Bezettingstijd

Na mei 1940 mei 1940 proberen de Veenendalers het dagelijks leven weer op te pakken, maar de eerste gevolgen van de bezetting worden al gauw voelbaar. De werkloosheid begint in juni 1940 al toe te nemen. Aan de Dijkstraat en Middelbuurtseweg worden twee werkkampen ingericht, maar werklozen kunnen ook in Duitsland gaan werken. De plaatselijke wolfabrieken moeten vooral sokkenwol gaan produceren voor de bezetter, en ook de sigarenfabrieken worden verplicht aan de Duitsers te leveren. Naarmate de oorlog vordert, worden de maatregelen steeds strenger. Vanaf september 1941 mag de gemeenteraad niet meer vergaderen. De burgemeester wordt nog ondersteund door twee wethouders. Als een van hen overlijdt, komt er een NSB-wethouder. Kort daarna moet de burgemeester opgeven hoeveel joden er in de gemeente wonen.

Steeds meer dingen worden gevorderd: radio’s, fietsen, kerkklokken, auto’s. Eten wordt schaars en wordt met een distributiesysteem verdeeld. Ook steeds meer mensen moeten verplicht uit Veenendaal vertrekken.
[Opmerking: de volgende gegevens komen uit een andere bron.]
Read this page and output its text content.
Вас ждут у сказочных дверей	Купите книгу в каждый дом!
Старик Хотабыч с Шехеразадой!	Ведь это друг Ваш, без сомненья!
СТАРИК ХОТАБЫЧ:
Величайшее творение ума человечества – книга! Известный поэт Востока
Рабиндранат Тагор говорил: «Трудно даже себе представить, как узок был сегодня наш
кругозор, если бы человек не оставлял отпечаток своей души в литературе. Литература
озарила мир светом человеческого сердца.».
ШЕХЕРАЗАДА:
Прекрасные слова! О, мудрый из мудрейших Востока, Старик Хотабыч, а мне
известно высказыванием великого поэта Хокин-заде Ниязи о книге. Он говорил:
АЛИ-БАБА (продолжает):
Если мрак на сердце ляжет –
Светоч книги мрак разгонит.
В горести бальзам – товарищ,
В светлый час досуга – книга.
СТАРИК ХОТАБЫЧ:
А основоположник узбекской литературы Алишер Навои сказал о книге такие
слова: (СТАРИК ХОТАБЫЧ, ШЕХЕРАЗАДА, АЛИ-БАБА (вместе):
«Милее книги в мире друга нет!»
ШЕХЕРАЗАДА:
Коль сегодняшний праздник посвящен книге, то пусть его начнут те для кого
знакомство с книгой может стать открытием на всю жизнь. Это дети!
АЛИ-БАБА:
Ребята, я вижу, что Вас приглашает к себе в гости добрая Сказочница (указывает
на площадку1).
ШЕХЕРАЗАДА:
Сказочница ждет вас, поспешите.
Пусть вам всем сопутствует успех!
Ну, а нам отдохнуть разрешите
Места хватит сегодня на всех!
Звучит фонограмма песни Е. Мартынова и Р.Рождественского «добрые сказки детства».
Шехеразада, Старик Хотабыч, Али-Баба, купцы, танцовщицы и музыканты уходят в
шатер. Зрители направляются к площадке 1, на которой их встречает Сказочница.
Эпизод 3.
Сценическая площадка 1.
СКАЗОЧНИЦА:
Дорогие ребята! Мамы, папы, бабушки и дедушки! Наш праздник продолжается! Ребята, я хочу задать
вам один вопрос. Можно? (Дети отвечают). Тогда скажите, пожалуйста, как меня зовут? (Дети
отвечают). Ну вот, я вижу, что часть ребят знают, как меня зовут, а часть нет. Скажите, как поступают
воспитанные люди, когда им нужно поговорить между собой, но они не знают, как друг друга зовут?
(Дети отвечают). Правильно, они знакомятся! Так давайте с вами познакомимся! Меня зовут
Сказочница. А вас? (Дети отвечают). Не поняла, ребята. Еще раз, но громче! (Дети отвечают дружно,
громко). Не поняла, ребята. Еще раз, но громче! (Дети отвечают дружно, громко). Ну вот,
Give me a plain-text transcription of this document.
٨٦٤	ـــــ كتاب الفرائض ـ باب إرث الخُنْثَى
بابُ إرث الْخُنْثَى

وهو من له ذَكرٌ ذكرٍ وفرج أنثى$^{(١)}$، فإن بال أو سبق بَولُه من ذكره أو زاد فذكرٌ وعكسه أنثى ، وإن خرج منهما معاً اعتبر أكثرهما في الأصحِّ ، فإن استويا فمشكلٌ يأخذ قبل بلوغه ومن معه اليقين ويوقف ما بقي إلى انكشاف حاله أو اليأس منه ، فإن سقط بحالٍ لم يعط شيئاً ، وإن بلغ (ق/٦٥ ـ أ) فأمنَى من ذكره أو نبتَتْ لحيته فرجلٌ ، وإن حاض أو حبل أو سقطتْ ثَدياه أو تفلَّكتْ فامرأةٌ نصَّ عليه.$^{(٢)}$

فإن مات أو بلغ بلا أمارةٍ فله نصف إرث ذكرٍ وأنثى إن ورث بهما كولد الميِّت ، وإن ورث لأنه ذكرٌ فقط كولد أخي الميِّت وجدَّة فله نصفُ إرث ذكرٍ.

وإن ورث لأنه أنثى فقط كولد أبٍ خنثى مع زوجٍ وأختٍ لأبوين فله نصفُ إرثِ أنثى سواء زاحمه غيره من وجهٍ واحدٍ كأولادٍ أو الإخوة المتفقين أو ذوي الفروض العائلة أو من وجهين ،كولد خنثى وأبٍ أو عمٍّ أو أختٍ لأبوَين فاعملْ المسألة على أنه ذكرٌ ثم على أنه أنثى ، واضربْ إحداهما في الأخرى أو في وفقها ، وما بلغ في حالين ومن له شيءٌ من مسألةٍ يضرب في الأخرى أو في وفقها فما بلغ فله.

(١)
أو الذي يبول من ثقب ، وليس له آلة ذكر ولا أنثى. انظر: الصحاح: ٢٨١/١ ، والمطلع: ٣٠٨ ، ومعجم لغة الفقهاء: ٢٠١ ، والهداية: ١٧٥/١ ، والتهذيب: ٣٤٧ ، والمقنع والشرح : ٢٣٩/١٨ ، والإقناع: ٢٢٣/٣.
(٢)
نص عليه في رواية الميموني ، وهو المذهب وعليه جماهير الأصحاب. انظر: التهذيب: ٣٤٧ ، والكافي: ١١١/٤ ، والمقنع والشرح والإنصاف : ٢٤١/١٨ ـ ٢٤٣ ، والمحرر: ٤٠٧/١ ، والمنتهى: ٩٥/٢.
Joden moeten verplicht in Amsterdam gaan wonen en worden afgevoerd naar vernietigingskampen. Werken in Duitsland wordt voor veel mannen verplicht, tenzij je kunt aantonen dat je vrijstelling hebt. Je mag niet zomaar meer ’s avonds de straat op en overtreding wordt streng bestraft, in de laatste maanden van de oorlog zelfs met de doodstraf.